Trump Moves to Supercharge U.S. LNG as Exports Hit New Highs

Trump Moves to Supercharge U.S. LNG as Exports Hit New Highs

Trump Moves to Supercharge U.S. LNG as Exports Hit New Highs

The U.S. federal government is considering further steps to speed up the buildout of liquefied natural gas export infrastructure as flows of natural gas to LNG plants hit a record high. Exports, as it happens, are also running at all-time highs.

The Federal Energy Regulatory Commission’s chairwoman announced the coming changes in a statement that said, “Energy infrastructure needs to be built now, and existing projects need to be maintained efficiently to ensure grid reliability today and in the future. We are taking a hard look at our processes and ways we can simplify certain activities.”

To speed up new infrastructure construction, the commission is considering a blanket permit regime rather than assessing each new project individually before granting approval for its construction. The same changes are being considered for hydropower plants as well, with a view to strengthening the grid.

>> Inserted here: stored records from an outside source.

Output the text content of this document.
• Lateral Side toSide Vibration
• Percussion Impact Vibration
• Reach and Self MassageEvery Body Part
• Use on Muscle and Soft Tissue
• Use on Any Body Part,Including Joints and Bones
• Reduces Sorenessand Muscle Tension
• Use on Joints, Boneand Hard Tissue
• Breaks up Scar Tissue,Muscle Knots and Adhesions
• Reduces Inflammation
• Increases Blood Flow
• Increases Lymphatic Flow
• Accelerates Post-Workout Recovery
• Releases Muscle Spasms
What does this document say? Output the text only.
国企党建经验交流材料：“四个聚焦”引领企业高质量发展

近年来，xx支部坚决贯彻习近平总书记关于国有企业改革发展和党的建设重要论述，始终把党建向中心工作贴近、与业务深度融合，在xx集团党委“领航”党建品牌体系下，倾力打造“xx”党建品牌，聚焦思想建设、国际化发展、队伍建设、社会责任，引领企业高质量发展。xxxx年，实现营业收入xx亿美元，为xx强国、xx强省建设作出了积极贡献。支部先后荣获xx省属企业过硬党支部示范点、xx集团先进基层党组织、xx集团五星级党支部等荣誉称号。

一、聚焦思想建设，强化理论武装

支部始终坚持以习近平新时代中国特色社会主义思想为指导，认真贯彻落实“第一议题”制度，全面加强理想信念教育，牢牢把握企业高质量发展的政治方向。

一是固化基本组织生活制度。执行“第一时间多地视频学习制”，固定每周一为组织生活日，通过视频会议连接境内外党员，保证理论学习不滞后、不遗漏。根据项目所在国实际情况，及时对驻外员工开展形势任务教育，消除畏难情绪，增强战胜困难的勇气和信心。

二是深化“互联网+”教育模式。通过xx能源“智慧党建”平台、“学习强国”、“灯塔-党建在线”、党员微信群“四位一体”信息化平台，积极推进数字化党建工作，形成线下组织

A couple of days after the FERC statement, Bloomberg reported that natural gas flows to the liquefaction trains along the Gulf Coast had reached an all-time high of 19 billion cu ft daily this last Friday. Of this total, two companies took about half, with Cheniere Energy drawing in 5.1 billion cu ft for its plant in Sabine Pass, and Venture Global taking in 4.5 billion cu ft as it continued to expand production at its second LNG export facility, Plaquemines. The two accounted for 72% of total U.S. LNG exports in October.

Related: OPEC+ Holds Output Steady, Approves New Capacity Framework Through 2026

The news coincided with data suggesting the United States was on track to post another record month for LNG exports as Europe soaks in whatever volumes are available to stock up on gas ahead of winter. The data, from energy analytics firm Kpler, showed that the monthly total for November was on track to reach 10.7 million tons, which would represent a 40% increase on November 2024 and the highest ever exported by a single LNG-producing country.

The United States is already the biggest exporter of liquefied gas in the world. The Trump administration is working to ensure it stays this way, with the U.S. president making energy imports a mandatory part of his trade deal with the European Union—the largest market for American LNG right now.

If the Federal Energy Regulatory Commission goes ahead with the planned changes, it could encourage even faster growth in LNG export capacity as global energy demand forecasts see consistent growth in demand for liquefied gas specifically.

Already, the Energy Information Administration projects that if all currently planned LNG facilities get built, this would boost the United States’ liquefaction capacity more than twofold, by some 13.9 billion cu ft daily between this year and 2029. Interestingly, the EIA made that projection last month, citing average daily flows to LNG plants of 15.4 billion cu ft.

Last month, Reuters reported that the United States had become the first country to export 10 million tons of liquefied natural gas in a single month. Citing data from LSEG, the publication reported that U.S. LNG exports in October had hit 10.1 million tons, of which 6.9 million tons went to Europe, and another 1.96 million tons went to Asia. Europe accounted for 69% of total U.S. exports of liquefied gas, cementing the continent’s top spot among U.S. LNG clients.

With winter setting in across the Northern hemisphere, chances are that U.S. LNG export rates will remain elevated in the coming months as withdrawals from storage in Europe accelerate amid peak heating demand season. This fits into the Trump administration’s energy dominance agenda—but it also raises gas prices for the average American.

Three months ago, natural gas futures were trading at below 43 per million British thermal units. Last week, the U.S. benchmark hit $4.85 per mmBtu. The price jump reflects strong global demand for liquefied gas amid a colder start to the winter than last year’s. Also, the EIA has reported two consecutive weekly inventory draws in natural gas, reinforcing the perception of tightening supply. This highlights the flip side of the energy dominance agenda: tighter supply at home.

U.S. energy industry insiders argue that there is plenty of natural gas to go around both at home and abroad, and while this may well be true, this supply is by no means unlimited. If all the planned new LNG export terminals get built, exports could increase by as much as 75% by 2030, according to analysts. This would mean daily flows into liquefaction trains of 30 billion cu ft daily by that year.

This, in turn, would necessitate higher production—and indeed, the EIA has projected a record-breaking 2025 for gas production, at 107.1 billion cu ft daily, followed by another record-breaking year in 2026, with output rising to 107.4 billion cu ft. Add to this demand from data centers and higher gas prices become inevitable. The question is just how high they would go.